Pemkab OKI Gelar Salat Istisqa, Mohon Hujan Cegah Karhutla
- 07 Agt 2026 09:05 WIB
- Palembang
Poin Utama
- Pemerintah Kabupaten OKI menggelar Salat Istisqa pada Kamis, 6 Agustus 2026, sebagai langkah menghadapi musim kemarau yang melanda wilayah.
- Kegiatan dihadiri oleh Wakil Bupati OKI Supriyanto, kepala OPD, aparatur sipil negara, ulama, dan masyarakat setempat.
- Salat Istisqa merupakan ikhtiar bersama masyarakat dan pemerintah untuk memohon turunnya hujan dan mengakhiri musim kemarau.

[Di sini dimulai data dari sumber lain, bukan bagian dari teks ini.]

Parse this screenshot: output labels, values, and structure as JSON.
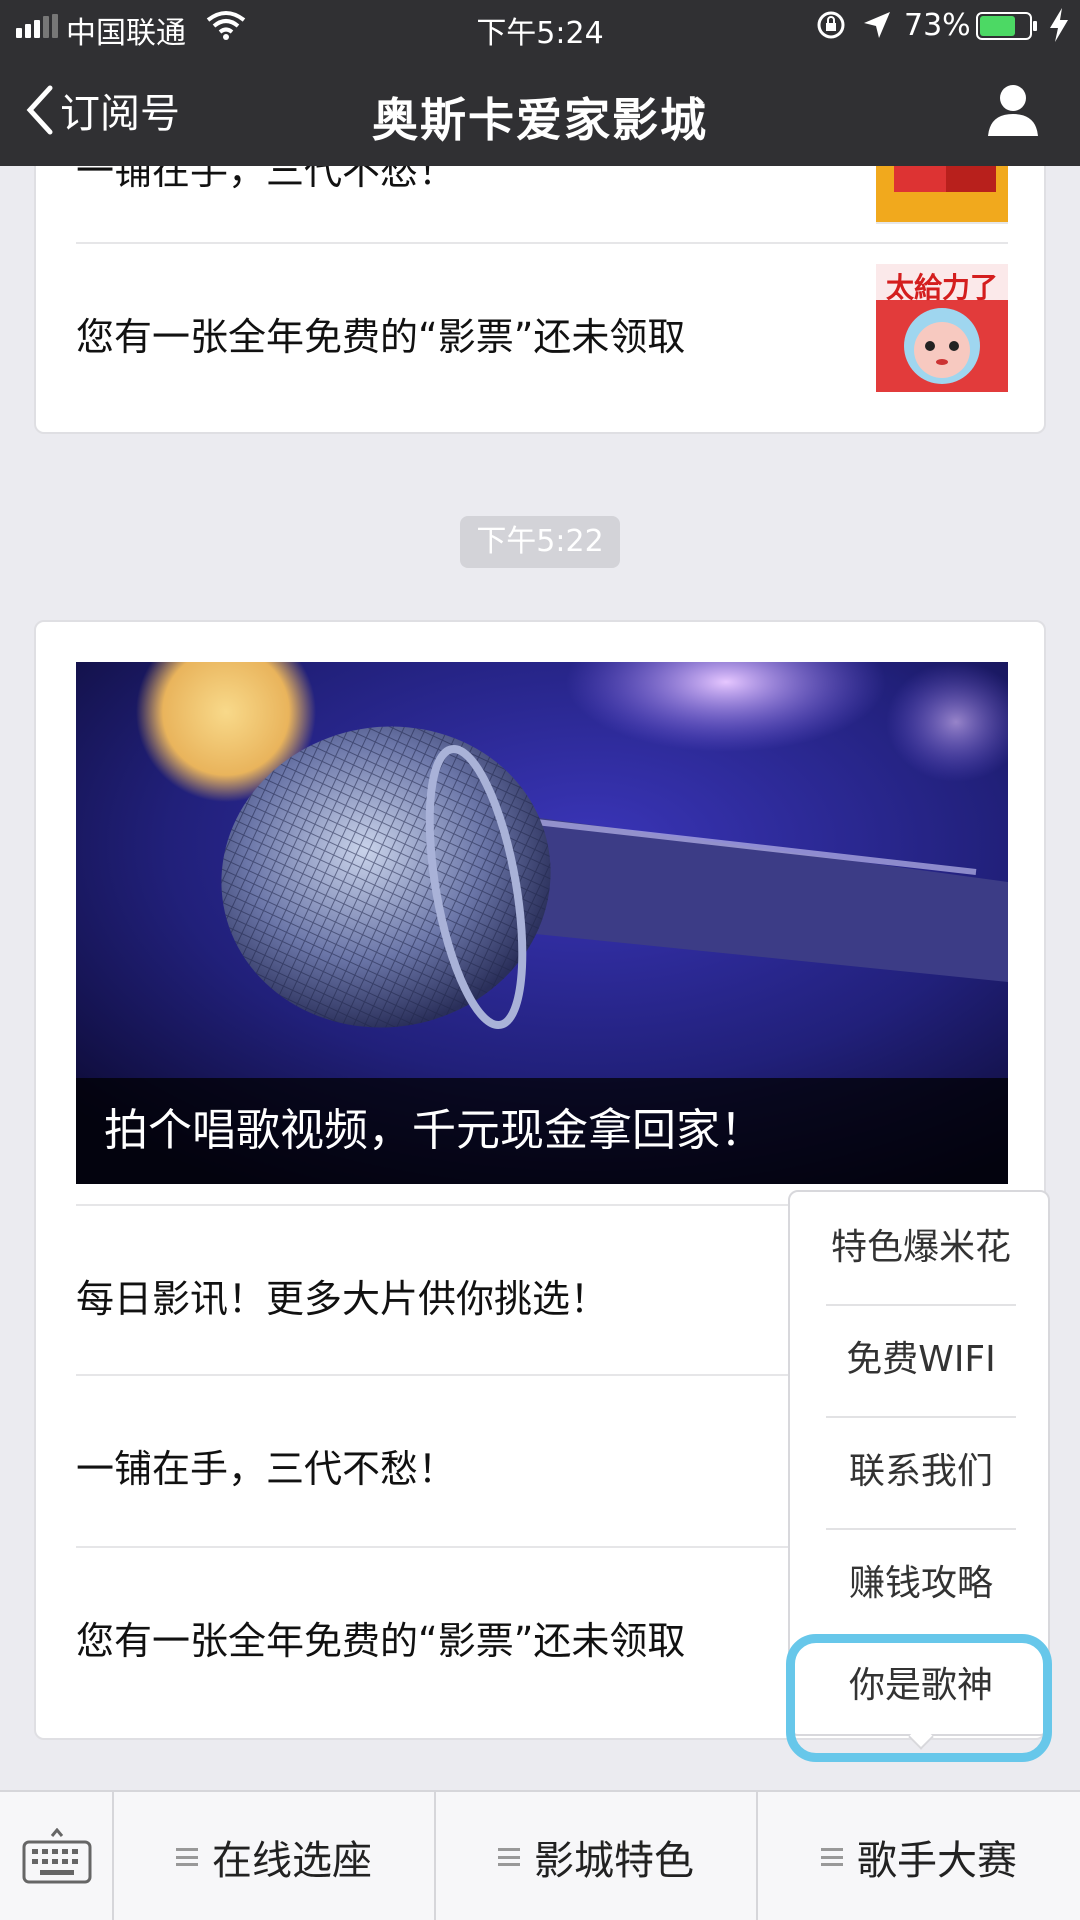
{
  "status_bar": {
    "carrier": "中国联通",
    "time": "下午5:24",
    "battery_percent": "73%",
    "battery_level": 0.73,
    "battery_color": "#4cd964"
  },
  "nav": {
    "back_label": "订阅号",
    "title": "奥斯卡爱家影城"
  },
  "top_card": {
    "cut_row_text": "一铺在手，三代不愁！",
    "row_text": "您有一张全年免费的“影票”还未领取",
    "thumb_text": "太給力了"
  },
  "timestamp": "下午5:22",
  "article_card": {
    "cover_caption": "拍个唱歌视频，千元现金拿回家！",
    "rows": [
      "每日影讯！更多大片供你挑选！",
      "一铺在手，三代不愁！",
      "您有一张全年免费的“影票”还未领取"
    ]
  },
  "popup_menu": {
    "items": [
      "特色爆米花",
      "免费WIFI",
      "联系我们",
      "赚钱攻略",
      "你是歌神"
    ],
    "highlight_color": "#67c7ea"
  },
  "bottom_bar": {
    "tabs": [
      "在线选座",
      "影城特色",
      "歌手大赛"
    ]
  }
}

RRI.CO.ID, OKI - Pemerintah Kabupaten Ogan Komering Ilir menggelar Salat Istisqa di Halaman Kantor Bupati, Kamis, 6 Agustus 2026. Kegiatan tersebut menjadi ikhtiar bersama dalam menghadapi musim kemarau yang melanda sejumlah wilayah.
Kegiatan ini dihadiri Wakil Bupati OKI Supriyanto, jajaran kepala OPD, aparatur sipil negara, ulama, dan masyarakat. Mereka memohon turunnya hujan sebagai harapan mengakhiri musim kemarau yang melanda sejumlah wilayah.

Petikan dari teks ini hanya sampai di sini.